Константин Федорович встал перед мужичком, он был почти вдвое выше его, и, наклонив голову, ласково сказал:
— Пойди-ка лучше домой, дорогуша. Баиньки-бай!
— А тебе-то чо тут надо? Ты-то чо лезешь со своей толстой ряшкой?
— Мне надо, милый, чтоб ты отсюдова убрался.
— А ты, собственно, кто таков?
— Да у меня тут такое дело… полюбовный разговор. Уезжаю — и вот… А при посторонних, сам понимаешь…
— Нашли тоже место, остолопы. Идите домой и милуйтесь тамока.
— Ну, добром прошу. Как друга. Ать-два!.. — Константин Федорович сделал три неторопливых шага, животом и грудью потеснив мужичонку.
И когда тот уплелся, недовольно ворча, Нюра сказала:
— У нас ведь здесь просто.
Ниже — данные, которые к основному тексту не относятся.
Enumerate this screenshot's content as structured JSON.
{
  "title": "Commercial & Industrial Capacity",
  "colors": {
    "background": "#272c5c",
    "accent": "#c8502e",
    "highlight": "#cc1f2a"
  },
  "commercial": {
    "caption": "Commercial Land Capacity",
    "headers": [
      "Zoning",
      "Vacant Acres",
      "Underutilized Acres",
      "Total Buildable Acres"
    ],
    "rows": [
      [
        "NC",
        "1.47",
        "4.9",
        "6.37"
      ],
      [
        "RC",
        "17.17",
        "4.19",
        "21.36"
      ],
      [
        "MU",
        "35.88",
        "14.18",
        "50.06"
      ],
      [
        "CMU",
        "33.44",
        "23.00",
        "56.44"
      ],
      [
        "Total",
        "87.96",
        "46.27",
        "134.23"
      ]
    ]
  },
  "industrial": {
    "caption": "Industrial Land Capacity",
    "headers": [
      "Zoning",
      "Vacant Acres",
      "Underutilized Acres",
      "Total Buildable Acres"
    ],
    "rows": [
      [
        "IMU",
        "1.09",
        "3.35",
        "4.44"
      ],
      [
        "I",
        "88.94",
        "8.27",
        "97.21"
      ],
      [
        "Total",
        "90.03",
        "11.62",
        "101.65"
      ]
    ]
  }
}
Позвоним в милицию и — все!
— Да с, вами не шибко похорохоришься. Вот хочу кое-что сказать, и аж поджилки трясутся.
— Да хватит уж вам! — заулыбалась Нюра.
— Ну, а если серьезно… Знаешь, я давно уже собираюсь поговорить с тобой. Ты сегодня дома будешь вечером?
Последние фразы он произнес тихо и как-то неуверенно. Впервые сказал ей «ты». Она слегка растерялась и ответила тоже неуверенным, натянутым голосом:
— Буду.
Она стеснялась его и чувствовала себя напряженно. Почему же нет покупателей, они отвлекли бы ее. Все утро шли вереницей, даже очередь была, а сейчас нету.
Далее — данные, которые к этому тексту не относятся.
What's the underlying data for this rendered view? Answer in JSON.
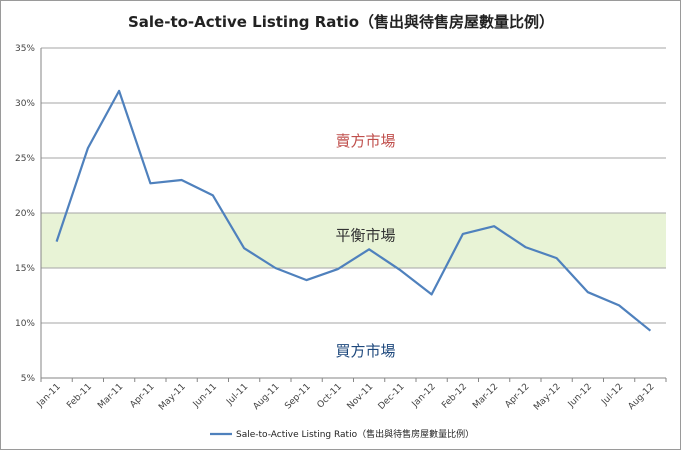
{
  "chart_data": {
    "type": "line",
    "title": "Sale-to-Active Listing Ratio（售出與待售房屋數量比例）",
    "categories": [
      "Jan-11",
      "Feb-11",
      "Mar-11",
      "Apr-11",
      "May-11",
      "Jun-11",
      "Jul-11",
      "Aug-11",
      "Sep-11",
      "Oct-11",
      "Nov-11",
      "Dec-11",
      "Jan-12",
      "Feb-12",
      "Mar-12",
      "Apr-12",
      "May-12",
      "Jun-12",
      "Jul-12",
      "Aug-12"
    ],
    "series": [
      {
        "name": "Sale-to-Active Listing Ratio（售出與待售房屋數量比例）",
        "values": [
          17.4,
          25.9,
          31.1,
          22.7,
          23.0,
          21.6,
          16.8,
          15.0,
          13.9,
          14.9,
          16.7,
          14.8,
          12.6,
          18.1,
          18.8,
          16.9,
          15.9,
          12.8,
          11.6,
          9.3
        ],
        "color": "#4f81bd"
      }
    ],
    "ylim": [
      5,
      35
    ],
    "yticks": [
      5,
      10,
      15,
      20,
      25,
      30,
      35
    ],
    "ytick_labels": [
      "5%",
      "10%",
      "15%",
      "20%",
      "25%",
      "30%",
      "35%"
    ],
    "ytick_suffix": "%",
    "grid": true,
    "legend_position": "bottom",
    "band": {
      "from": 15,
      "to": 20,
      "color": "#e8f3d6"
    },
    "annotations": [
      {
        "text": "賣方市場",
        "y": 26.1,
        "color": "#c0504d"
      },
      {
        "text": "平衡市場",
        "y": 17.5,
        "color": "#333333"
      },
      {
        "text": "買方市場",
        "y": 7.0,
        "color": "#1f497d"
      }
    ]
  }
}
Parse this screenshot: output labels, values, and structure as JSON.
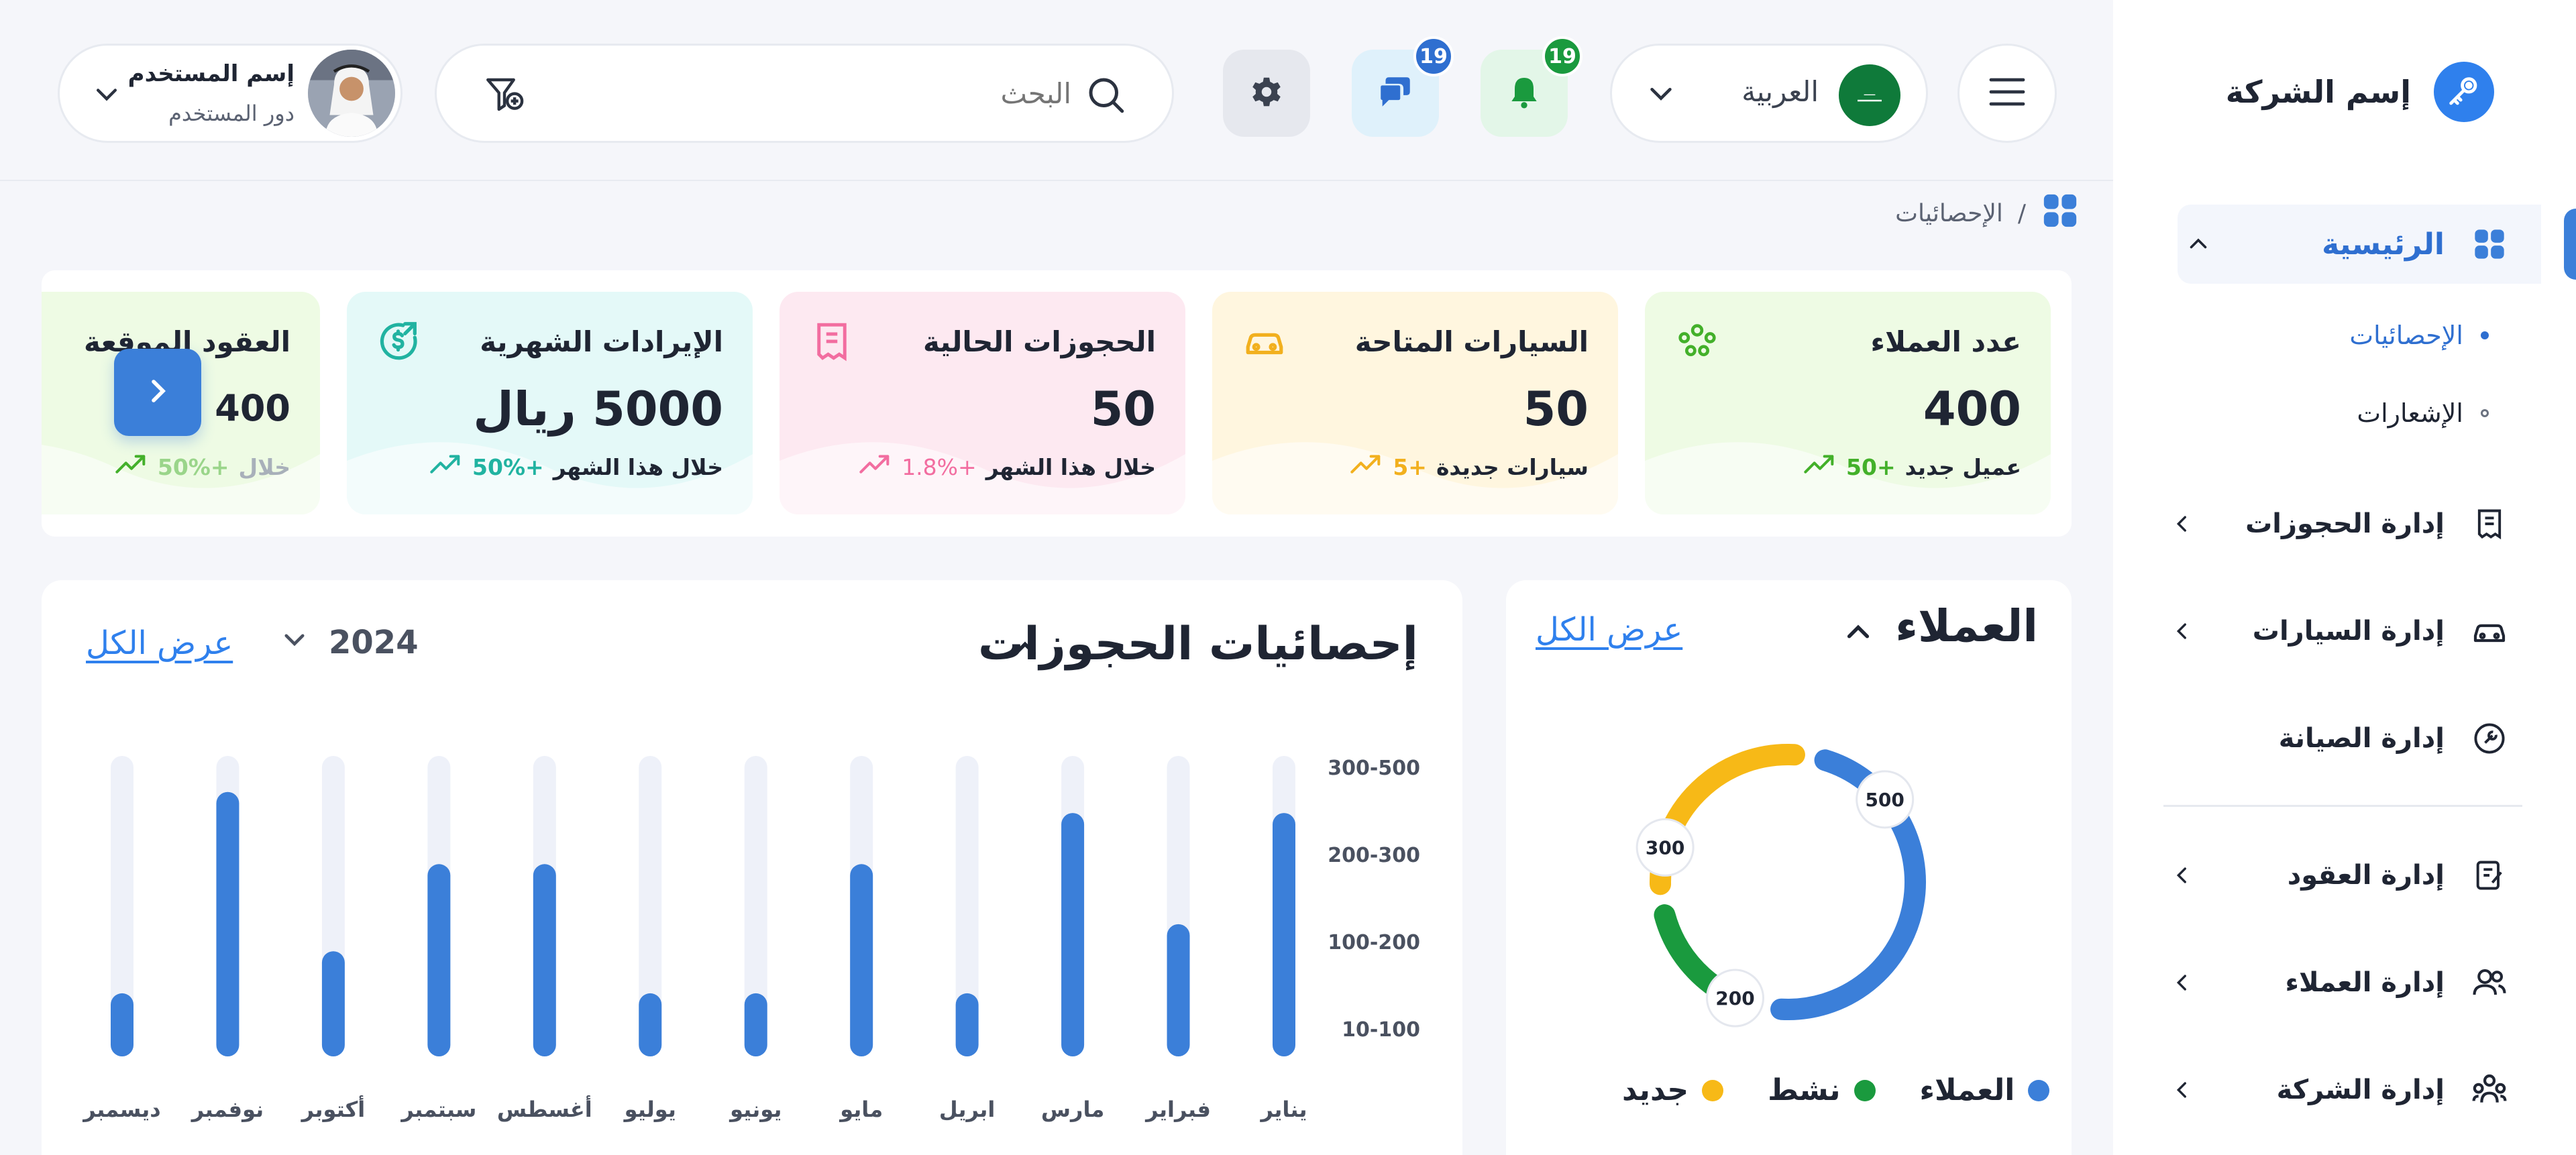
{
  "sidebar": {
    "company_name": "إسم الشركة",
    "home_label": "الرئيسية",
    "sub_items": [
      {
        "label": "الإحصائيات",
        "active": true
      },
      {
        "label": "الإشعارات",
        "active": false
      }
    ],
    "items": [
      {
        "label": "إدارة الحجوزات",
        "icon": "receipt-icon",
        "has_children": true
      },
      {
        "label": "إدارة السيارات",
        "icon": "car-icon",
        "has_children": true
      },
      {
        "label": "إدارة الصيانة",
        "icon": "wrench-icon",
        "has_children": false
      },
      {
        "label": "إدارة العقود",
        "icon": "contract-icon",
        "has_children": true
      },
      {
        "label": "إدارة العملاء",
        "icon": "users-icon",
        "has_children": true
      },
      {
        "label": "إدارة الشركة",
        "icon": "company-icon",
        "has_children": true
      }
    ]
  },
  "header": {
    "language": "العربية",
    "notifications_count": "19",
    "messages_count": "19",
    "search_placeholder": "البحث",
    "user_name": "إسم المستخدم",
    "user_role": "دور المستخدم"
  },
  "breadcrumb": {
    "separator": "/",
    "current": "الإحصائيات"
  },
  "stats": [
    {
      "title": "عدد العملاء",
      "value": "400",
      "delta": "+50",
      "note": "عميل جديد",
      "icon": "users-group-icon",
      "color": "#43b02a",
      "bg": "#eefbe4"
    },
    {
      "title": "السيارات المتاحة",
      "value": "50",
      "delta": "+5",
      "note": "سيارات جديدة",
      "icon": "car-icon",
      "color": "#f2b01e",
      "bg": "#fff6df"
    },
    {
      "title": "الحجوزات الحالية",
      "value": "50",
      "delta": "+1.8%",
      "note": "خلال هذا الشهر",
      "icon": "receipt-icon",
      "color": "#f26da0",
      "bg": "#fde9f1"
    },
    {
      "title": "الإيرادات الشهرية",
      "value": "5000 ريال",
      "delta": "+50%",
      "note": "خلال هذا الشهر",
      "icon": "dollar-icon",
      "color": "#21b3a1",
      "bg": "#e4f9f8"
    },
    {
      "title": "العقود الموقعة",
      "value": "400",
      "delta": "+50%",
      "note": "خلال",
      "icon": "contract-icon",
      "color": "#43b02a",
      "bg": "#eefbe4"
    }
  ],
  "clients": {
    "title": "العملاء",
    "view_all": "عرض الكل",
    "segments": [
      {
        "name": "العملاء",
        "value": 500,
        "label": "500",
        "color": "#3b7fd9"
      },
      {
        "name": "نشط",
        "value": 200,
        "label": "200",
        "color": "#1a9a3e"
      },
      {
        "name": "جديد",
        "value": 300,
        "label": "300",
        "color": "#f7b917"
      }
    ]
  },
  "bookings": {
    "title": "إحصائيات الحجوزات",
    "year": "2024",
    "view_all": "عرض الكل"
  },
  "chart_data": {
    "type": "bar",
    "title": "إحصائيات الحجوزات",
    "categories": [
      "يناير",
      "فبراير",
      "مارس",
      "ابريل",
      "مايو",
      "يونيو",
      "يوليو",
      "أغسطس",
      "سبتمبر",
      "أكتوبر",
      "نوفمبر",
      "ديسمبر"
    ],
    "values": [
      0.81,
      0.44,
      0.81,
      0.21,
      0.64,
      0.21,
      0.21,
      0.64,
      0.64,
      0.35,
      0.88,
      0.21
    ],
    "y_tick_labels": [
      "10-100",
      "100-200",
      "200-300",
      "300-500"
    ],
    "bar_color": "#3b7fd9",
    "track_color": "#eef1f9",
    "grid": false,
    "legend": "none"
  }
}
— У меня седни отгул. И хожу вот, не зная, куда притулиться. Ухайдакаешься за день-то. И хочется посидеть, с кем-то потолковать.
О, слава тебе господи, подошли две старушки. Нюра знала их, славные такие старушки, расторопные, разговорчивые, с такими не заскучаешь. Она уже уверенно и немного игриво взглянула на Константина Федоровича, но тот вдруг прощально закивал и, сказав: «Я приду», торопливо ушел.
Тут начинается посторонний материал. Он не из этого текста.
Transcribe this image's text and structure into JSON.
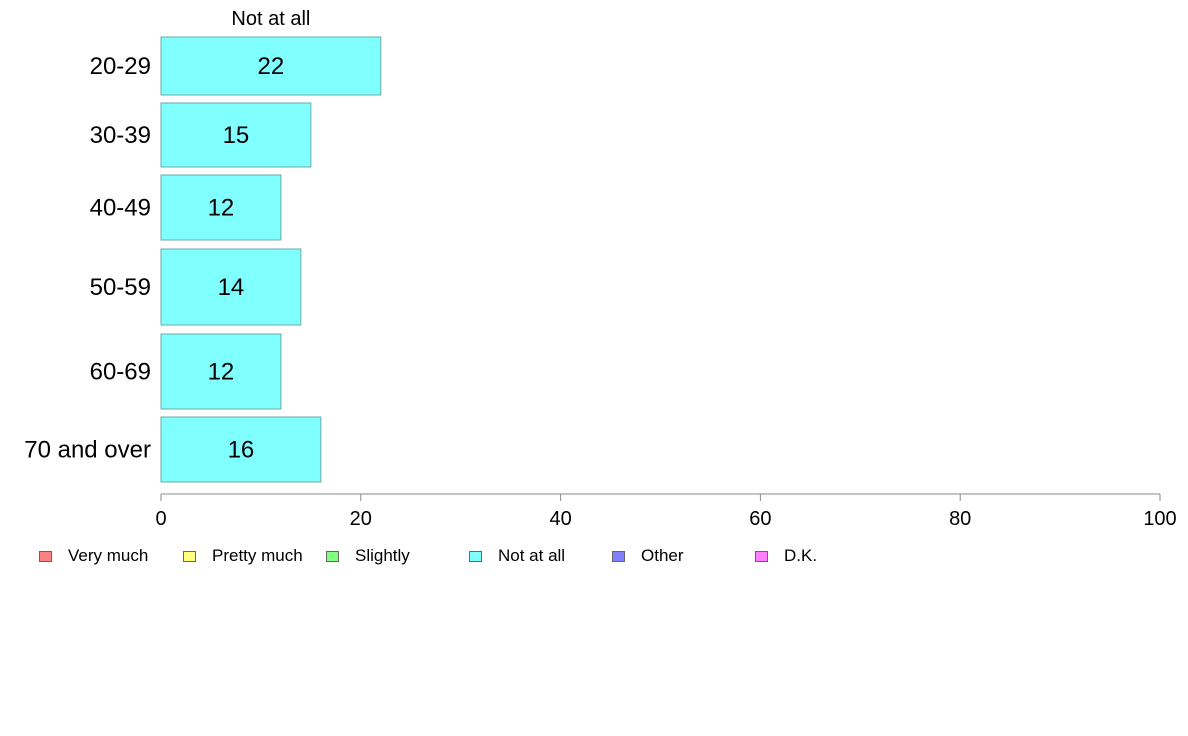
{
  "chart_data": {
    "type": "bar",
    "orientation": "horizontal",
    "series_title": "Not at all",
    "categories": [
      "20-29",
      "30-39",
      "40-49",
      "50-59",
      "60-69",
      "70 and over"
    ],
    "series": [
      {
        "name": "Not at all",
        "values": [
          22,
          15,
          12,
          14,
          12,
          16
        ],
        "color": "#80ffff"
      }
    ],
    "xlim": [
      0,
      100
    ],
    "xticks": [
      0,
      20,
      40,
      60,
      80,
      100
    ],
    "grid": false,
    "legend_position": "bottom"
  },
  "legend": [
    {
      "label": "Very much",
      "color": "#ff8080"
    },
    {
      "label": "Pretty much",
      "color": "#ffff80"
    },
    {
      "label": "Slightly",
      "color": "#80ff80"
    },
    {
      "label": "Not at all",
      "color": "#80ffff"
    },
    {
      "label": "Other",
      "color": "#8080ff"
    },
    {
      "label": "D.K.",
      "color": "#ff80ff"
    }
  ]
}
И с каждым часом, с каждой минутой в ее душе росла радость, только какая-то необычная — тревожная, с неясным глухим беспокойством; Нюра была возбуждена, много и весело болтала с покупателями, и некоторые из них, наиболее наблюдательные, усмешливо поглядывали на нее, видимо, догадываясь кое о чем. Константин Федорович еще на прошлой неделе сказал ей, тут же вот в магазине, что хочет поговорить о чем-то «важном» для него, и, как показалось Нюре, немножко волновался или стеснялся — не поймешь. Это ничего, что волнуется и стесняется, это даже хорошо, значит, у человека серьезное на уме. Она знает его уже больше двух лет. Хотя как знает: Константин Федорович дружит с ее соседом по квартире Дмитрием, они оба слесарничают на заводе; каждый выходной болтается тут, и хочешь не хочешь, а встретишься, то в коридоре, то на кухне. Помнится, при первой встрече — Нюра тогда жарила пирожки с капустой — он сказал ей:
— Я ведь тоже один-одинешенек. А вот вечерами не скучаю. Поужинаю и весь вечер беседую. С кем? А сам с собой. Сам себе задаю вопросы и сам себе отвечаю. Приятно беседовать с умным человеком.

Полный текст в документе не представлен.